A previous version of the legislation was reworked amid concerns about provisions that would have equipped high school students with laptops and required four online course credits to graduate.
Under the revised bill that was signed into law Friday, students starting in the ninth grade would eventually get laptops, but teachers will get them first along with training on how to incorporate the devices into class work.
The new bill directs the state Board of Education to draft standards governing the online course requirements, though Luna said four online credits will be the starting point.
“It will go up or down from there,” said Luna, who sits on the eight-member board. “I’m confident that we will have some number.”
The governor has already signed two other parts of Luna’s reform package, phasing out tenure for new educators and restricting collective bargaining while introducing a merit pay clause to award bonuses to teachers who raise student achievement, take on leadership roles or accept hard-to-fill positions.
During the final hours of the 2011 session Thursday, lawmakers approved legislation to speed up the effective date of the reforms with emergency clauses.

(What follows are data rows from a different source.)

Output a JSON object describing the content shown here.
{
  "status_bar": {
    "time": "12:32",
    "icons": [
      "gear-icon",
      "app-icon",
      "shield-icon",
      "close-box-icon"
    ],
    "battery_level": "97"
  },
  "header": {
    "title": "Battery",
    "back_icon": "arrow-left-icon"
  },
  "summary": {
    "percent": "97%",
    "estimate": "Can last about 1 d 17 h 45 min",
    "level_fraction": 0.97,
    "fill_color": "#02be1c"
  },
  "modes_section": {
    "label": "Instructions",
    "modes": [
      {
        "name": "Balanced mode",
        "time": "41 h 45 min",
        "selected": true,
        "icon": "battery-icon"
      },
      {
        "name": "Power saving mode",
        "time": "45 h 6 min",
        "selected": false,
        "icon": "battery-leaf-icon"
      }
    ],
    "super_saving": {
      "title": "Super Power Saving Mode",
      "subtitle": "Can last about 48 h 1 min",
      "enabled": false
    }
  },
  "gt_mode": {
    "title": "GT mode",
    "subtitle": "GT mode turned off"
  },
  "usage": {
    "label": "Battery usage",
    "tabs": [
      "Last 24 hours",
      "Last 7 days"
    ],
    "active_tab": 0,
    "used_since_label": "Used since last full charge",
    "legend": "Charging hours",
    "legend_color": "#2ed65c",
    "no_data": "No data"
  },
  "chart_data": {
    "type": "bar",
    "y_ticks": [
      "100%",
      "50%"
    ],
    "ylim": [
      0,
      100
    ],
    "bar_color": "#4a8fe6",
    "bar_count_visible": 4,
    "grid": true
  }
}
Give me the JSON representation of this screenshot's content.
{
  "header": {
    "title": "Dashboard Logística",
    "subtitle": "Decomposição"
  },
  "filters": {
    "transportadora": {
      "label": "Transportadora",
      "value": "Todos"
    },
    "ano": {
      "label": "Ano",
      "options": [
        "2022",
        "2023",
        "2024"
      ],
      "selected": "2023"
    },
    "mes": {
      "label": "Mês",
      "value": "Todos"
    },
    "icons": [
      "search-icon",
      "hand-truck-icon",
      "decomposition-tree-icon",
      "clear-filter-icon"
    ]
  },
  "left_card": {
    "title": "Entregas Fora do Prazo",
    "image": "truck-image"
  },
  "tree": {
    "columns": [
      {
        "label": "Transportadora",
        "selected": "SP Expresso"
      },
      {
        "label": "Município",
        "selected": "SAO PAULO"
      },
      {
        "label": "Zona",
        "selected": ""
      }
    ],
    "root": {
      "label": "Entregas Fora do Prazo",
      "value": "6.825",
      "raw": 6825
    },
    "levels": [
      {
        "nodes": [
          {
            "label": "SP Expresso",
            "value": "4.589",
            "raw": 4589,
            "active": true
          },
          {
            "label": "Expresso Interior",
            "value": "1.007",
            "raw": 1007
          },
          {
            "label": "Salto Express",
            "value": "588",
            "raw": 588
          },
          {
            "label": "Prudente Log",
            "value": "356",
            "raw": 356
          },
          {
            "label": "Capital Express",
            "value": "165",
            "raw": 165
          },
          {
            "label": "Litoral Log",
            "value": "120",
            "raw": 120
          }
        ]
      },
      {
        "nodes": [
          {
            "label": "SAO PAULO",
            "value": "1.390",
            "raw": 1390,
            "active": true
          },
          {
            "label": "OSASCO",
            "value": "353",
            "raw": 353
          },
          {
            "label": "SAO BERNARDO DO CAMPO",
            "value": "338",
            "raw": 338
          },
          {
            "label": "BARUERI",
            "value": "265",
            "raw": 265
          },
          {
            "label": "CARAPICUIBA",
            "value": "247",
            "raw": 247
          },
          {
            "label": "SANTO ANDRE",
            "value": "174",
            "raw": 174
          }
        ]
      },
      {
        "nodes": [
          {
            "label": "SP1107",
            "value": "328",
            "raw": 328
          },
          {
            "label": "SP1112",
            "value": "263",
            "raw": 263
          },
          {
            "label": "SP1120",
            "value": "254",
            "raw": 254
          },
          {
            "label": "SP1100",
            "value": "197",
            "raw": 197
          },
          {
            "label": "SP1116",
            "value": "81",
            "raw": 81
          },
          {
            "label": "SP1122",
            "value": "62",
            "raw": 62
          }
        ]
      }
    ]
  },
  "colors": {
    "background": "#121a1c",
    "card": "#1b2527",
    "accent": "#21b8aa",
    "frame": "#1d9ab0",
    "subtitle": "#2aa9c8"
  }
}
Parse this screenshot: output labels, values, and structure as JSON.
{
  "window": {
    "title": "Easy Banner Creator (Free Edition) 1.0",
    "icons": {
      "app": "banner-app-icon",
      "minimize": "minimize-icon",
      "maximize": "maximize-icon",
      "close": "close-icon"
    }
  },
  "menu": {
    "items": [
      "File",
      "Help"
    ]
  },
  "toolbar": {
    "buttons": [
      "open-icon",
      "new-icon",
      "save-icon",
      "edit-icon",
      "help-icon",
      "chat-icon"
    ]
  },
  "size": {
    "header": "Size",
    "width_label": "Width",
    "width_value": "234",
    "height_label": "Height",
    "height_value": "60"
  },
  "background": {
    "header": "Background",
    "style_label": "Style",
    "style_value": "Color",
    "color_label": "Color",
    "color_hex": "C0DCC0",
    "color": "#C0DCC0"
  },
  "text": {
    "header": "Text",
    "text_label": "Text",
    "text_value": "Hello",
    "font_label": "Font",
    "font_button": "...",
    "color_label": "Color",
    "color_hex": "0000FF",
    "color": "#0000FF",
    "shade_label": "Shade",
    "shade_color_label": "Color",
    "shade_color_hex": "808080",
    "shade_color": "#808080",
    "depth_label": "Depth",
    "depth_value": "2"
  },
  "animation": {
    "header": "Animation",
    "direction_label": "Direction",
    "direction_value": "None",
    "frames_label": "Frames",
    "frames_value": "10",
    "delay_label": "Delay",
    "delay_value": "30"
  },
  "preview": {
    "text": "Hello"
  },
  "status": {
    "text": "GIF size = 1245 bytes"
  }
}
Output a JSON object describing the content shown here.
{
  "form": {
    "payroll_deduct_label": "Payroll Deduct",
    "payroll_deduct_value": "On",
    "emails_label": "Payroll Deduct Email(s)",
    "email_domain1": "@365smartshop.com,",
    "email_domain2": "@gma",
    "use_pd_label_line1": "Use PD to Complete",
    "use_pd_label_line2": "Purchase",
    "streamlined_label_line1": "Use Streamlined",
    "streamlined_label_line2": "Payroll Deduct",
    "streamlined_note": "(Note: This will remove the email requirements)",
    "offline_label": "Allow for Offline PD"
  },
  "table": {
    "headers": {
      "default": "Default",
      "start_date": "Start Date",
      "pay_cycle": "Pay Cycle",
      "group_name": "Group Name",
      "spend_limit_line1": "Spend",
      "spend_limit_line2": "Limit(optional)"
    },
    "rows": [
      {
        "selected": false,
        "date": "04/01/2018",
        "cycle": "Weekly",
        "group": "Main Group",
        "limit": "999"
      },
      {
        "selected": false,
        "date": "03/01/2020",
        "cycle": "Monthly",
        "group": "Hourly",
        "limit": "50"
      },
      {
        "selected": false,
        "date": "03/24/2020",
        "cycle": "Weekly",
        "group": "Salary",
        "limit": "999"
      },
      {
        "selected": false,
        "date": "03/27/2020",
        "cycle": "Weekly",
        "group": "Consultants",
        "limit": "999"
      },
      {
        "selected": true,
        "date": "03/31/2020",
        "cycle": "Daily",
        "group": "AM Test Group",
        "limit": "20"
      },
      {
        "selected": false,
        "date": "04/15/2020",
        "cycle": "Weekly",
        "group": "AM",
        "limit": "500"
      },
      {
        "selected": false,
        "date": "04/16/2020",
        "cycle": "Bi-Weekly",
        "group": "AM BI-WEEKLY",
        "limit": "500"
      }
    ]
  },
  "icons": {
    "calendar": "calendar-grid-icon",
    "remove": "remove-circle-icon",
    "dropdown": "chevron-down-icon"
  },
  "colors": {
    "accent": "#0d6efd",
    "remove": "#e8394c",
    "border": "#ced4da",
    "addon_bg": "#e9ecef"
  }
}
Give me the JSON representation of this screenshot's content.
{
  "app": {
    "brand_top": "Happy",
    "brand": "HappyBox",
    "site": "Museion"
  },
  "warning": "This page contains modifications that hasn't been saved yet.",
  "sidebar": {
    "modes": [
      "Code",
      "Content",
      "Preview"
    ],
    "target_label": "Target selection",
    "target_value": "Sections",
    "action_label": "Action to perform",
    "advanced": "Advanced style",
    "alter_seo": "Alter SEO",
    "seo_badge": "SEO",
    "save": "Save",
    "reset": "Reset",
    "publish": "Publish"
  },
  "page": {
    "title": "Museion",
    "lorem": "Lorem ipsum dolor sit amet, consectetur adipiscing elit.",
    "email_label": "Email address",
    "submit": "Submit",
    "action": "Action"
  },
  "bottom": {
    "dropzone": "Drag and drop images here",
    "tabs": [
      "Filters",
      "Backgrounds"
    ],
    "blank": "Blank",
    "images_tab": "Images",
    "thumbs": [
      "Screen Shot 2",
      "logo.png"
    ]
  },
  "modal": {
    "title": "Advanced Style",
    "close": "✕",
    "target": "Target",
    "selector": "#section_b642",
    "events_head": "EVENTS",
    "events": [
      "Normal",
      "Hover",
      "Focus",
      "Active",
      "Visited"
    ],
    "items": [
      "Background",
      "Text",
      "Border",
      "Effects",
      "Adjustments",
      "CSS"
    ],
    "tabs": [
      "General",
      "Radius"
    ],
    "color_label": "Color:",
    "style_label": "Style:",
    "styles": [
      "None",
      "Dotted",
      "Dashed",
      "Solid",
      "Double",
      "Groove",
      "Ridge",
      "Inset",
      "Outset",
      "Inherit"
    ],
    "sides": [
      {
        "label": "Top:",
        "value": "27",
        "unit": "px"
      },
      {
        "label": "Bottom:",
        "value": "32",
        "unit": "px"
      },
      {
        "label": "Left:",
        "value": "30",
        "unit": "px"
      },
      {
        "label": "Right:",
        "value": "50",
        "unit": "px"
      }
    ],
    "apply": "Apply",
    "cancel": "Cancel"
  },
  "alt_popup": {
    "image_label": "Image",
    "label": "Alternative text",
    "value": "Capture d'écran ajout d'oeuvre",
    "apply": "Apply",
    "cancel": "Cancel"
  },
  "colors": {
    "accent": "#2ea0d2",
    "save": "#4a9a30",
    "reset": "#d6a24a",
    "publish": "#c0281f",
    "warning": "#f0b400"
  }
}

The move, which makes the new laws go into effect immediately rather than July 1, aims to take the steam out of a voter referendum on the sweeping changes.
Republican supporters say foes of Luna’s reform plan can still get a referendum on the 2012 ballot, but the emergency clause will prevent them from winning a court injunction halting enactment of the changes until after a public vote.
The group behind the referendum campaign has to collect 47,432 signatures from Idaho voters within 60 days after the end of the legislative session.